Buffer to collect audio frames before processing.

frames

List of AudioRawFrames to process

started_at

Timestamp when speech started

is_processing

Flag to prevent concurrent processing

class pipecat.services.ultravox.stt.UltravoxModel(model_name='fixie-ai/ultravox-v0_5-llama-3_1-8b')[source]

Bases: object

Model wrapper for the Ultravox multimodal model.

This class handles loading and running the Ultravox model for speech-to-text.

Parameters:

model_name (str) – The name or path of the Ultravox model to load

model_name

The name of the loaded model

engine

The vLLM engine for model inference

tokenizer

The tokenizer for the model

stop_token_ids

Optional token IDs to stop generation

format_prompt(messages)[source]

Format chat messages into a prompt for the model.

Parameters:

messages (list) – List of message dictionaries with ‘role’ and ‘content’

Returns:

Formatted prompt string

Return type:

str

async generate(messages, temperature=0.7, max_tokens=100, audio=None)[source]

Generate text from audio input using the model.

Parameters:
  • messages (list) – List of message dictionaries

  • temperature (float) – Sampling temperature

  • max_tokens (int) – Maximum tokens to generate

  • audio (ndarray) – Audio data as numpy array

Yields:

str – JSON chunks of the generated response

class pipecat.services.ultravox.stt.UltravoxSTTService(*, model_name='fixie-ai/ultravox-v0_5-llama-3_1-8b', hf_token=None, temperature=0.7, max_tokens=100, **kwargs)[source]

Bases: AIService

Service to transcribe audio using the Ultravox multimodal model.
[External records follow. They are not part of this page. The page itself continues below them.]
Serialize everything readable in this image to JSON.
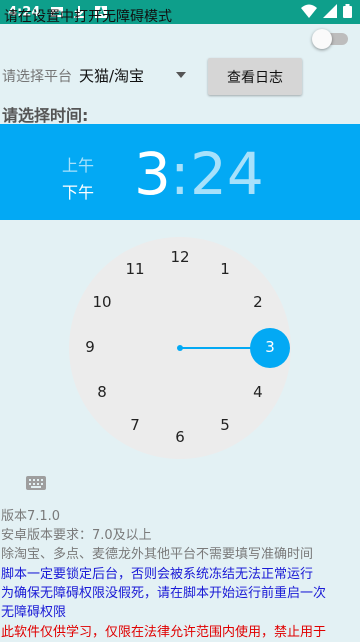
{
  "status_bar": {
    "time": "4:24",
    "icons": [
      "image-icon",
      "download-icon",
      "font-icon",
      "wifi-icon",
      "signal-icon",
      "battery-icon"
    ]
  },
  "accessibility": {
    "prompt": "请在设置中打开无障碍模式",
    "toggle_on": false
  },
  "platform": {
    "label": "请选择平台",
    "selected": "天猫/淘宝"
  },
  "log_button": "查看日志",
  "time_picker": {
    "title": "请选择时间:",
    "am": "上午",
    "pm": "下午",
    "selected_period": "pm",
    "hour": "3",
    "separator": ":",
    "minute": "24",
    "dial_numbers": [
      "12",
      "1",
      "2",
      "3",
      "4",
      "5",
      "6",
      "7",
      "8",
      "9",
      "10",
      "11"
    ],
    "selected_hour": 3,
    "accent": "#03a9f4"
  },
  "info": {
    "version": "版本7.1.0",
    "android_req": "安卓版本要求：7.0及以上",
    "platform_note": "除淘宝、多点、麦德龙外其他平台不需要填写准确时间",
    "warning_1": "脚本一定要锁定后台，否则会被系统冻结无法正常运行",
    "warning_2": "为确保无障碍权限没假死，请在脚本开始运行前重启一次",
    "warning_3": "无障碍权限",
    "legal": "此软件仅供学习，仅限在法律允许范围内使用，禁止用于"
  }
}
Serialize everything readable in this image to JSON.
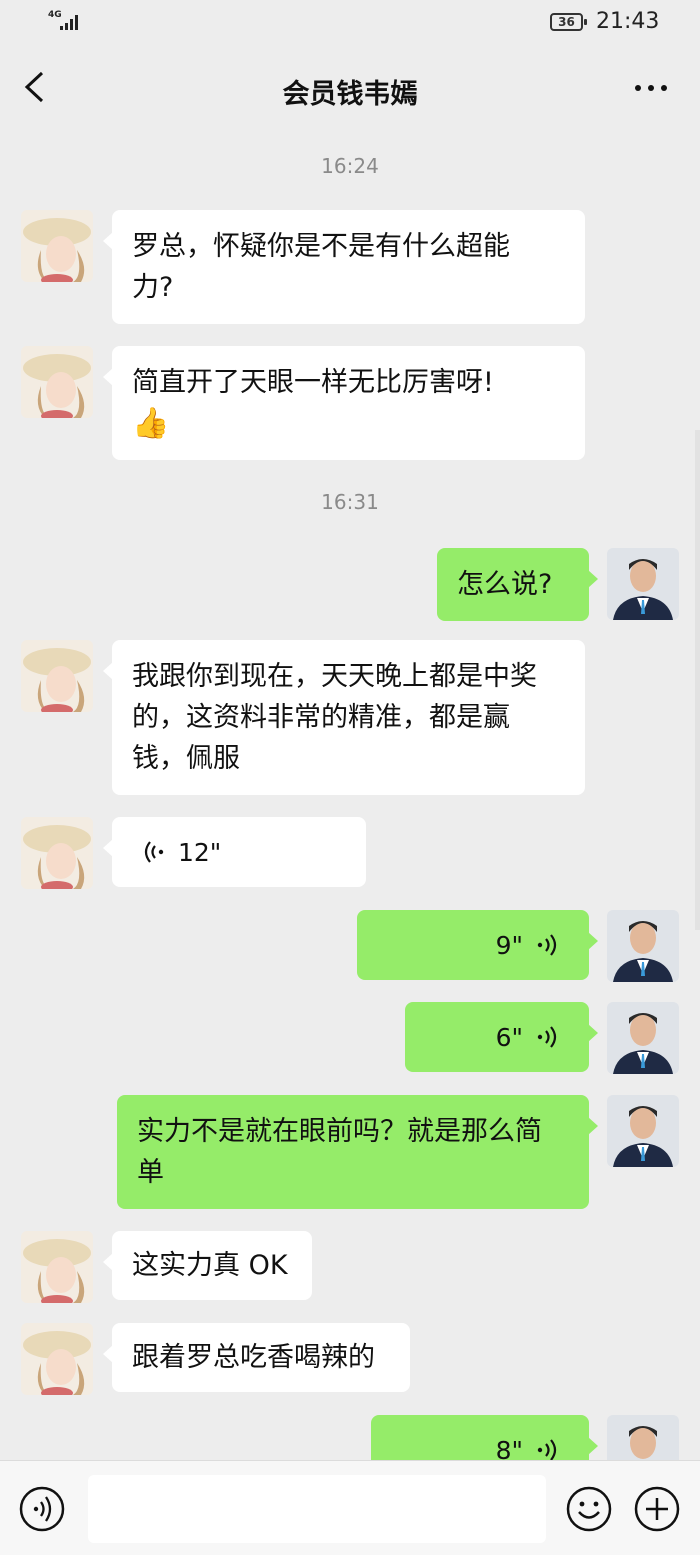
{
  "status_bar": {
    "network": "4G",
    "battery": "36",
    "time": "21:43"
  },
  "header": {
    "title": "会员钱韦嫣",
    "back_icon": "chevron-left-icon",
    "more_icon": "more-dots-icon"
  },
  "messages": {
    "t1": "16:24",
    "m1": "罗总，怀疑你是不是有什么超能",
    "m1b": "力?",
    "m2": "简直开了天眼一样无比厉害呀!",
    "m2_emoji": "👍",
    "t2": "16:31",
    "m3": "怎么说?",
    "m4a": "我跟你到现在，天天晚上都是中奖",
    "m4b": "的，这资料非常的精准，都是赢",
    "m4c": "钱，佩服",
    "v1": "12\"",
    "v2": "9\"",
    "v3": "6\"",
    "m5a": "实力不是就在眼前吗？就是那么简",
    "m5b": "单",
    "m6": "这实力真 OK",
    "m7": "跟着罗总吃香喝辣的",
    "v4": "8\""
  },
  "input_bar": {
    "text_value": "",
    "voice_icon": "voice-toggle-icon",
    "emoji_icon": "emoji-icon",
    "plus_icon": "plus-icon"
  },
  "colors": {
    "background": "#ededed",
    "outgoing_bubble": "#95ec69",
    "incoming_bubble": "#ffffff",
    "timestamp": "#8a8a8a"
  }
}
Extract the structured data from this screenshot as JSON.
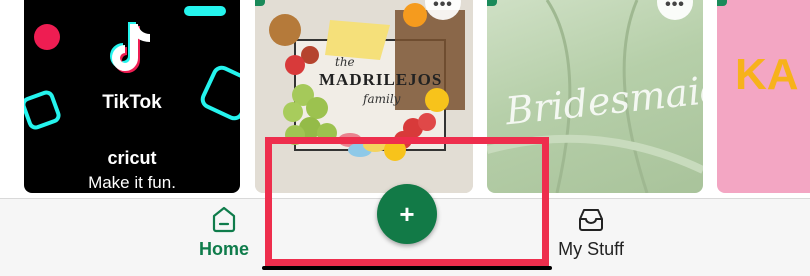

This service collects audio frames and processes them with Ultravox to generate text transcriptions.

Parameters:
  • model_name (str) – The Ultravox model to use (ModelSize enum or string)

  • hf_token (str | None) – Hugging Face token for model access

  • temperature (float) – Sampling temperature for generation

  • max_tokens (int) – Maximum tokens to generate

  • **kwargs – Additional arguments passed to AIService

model

The UltravoxModel instance

buffer

Buffer to collect audio frames

temperature

Temperature for text generation

max_tokens

Maximum tokens to generate

_connection_active

Flag indicating if service is active

can_generate_metrics()[source]

Indicates whether this service can generate metrics.

Returns:

True, as this service supports metric generation.

Return type:

bool

async start(frame)[source]

Handle service start.

Parameters:

frame (StartFrame) – StartFrame that triggered this method

async stop(frame)[source]

Handle service stop.

Parameters:

frame (EndFrame) – EndFrame that triggered this method

async cancel(frame)[source]

Handle service cancellation.

Parameters:

frame (CancelFrame) – CancelFrame that triggered this method

async process_frame(frame, direction)[source]

Process incoming frames.

This method collects audio frames and processes them when speech ends.

Parameters:
  • frame (Frame) – The frame to process

  • direction (FrameDirection) – Direction of the frame (input/output)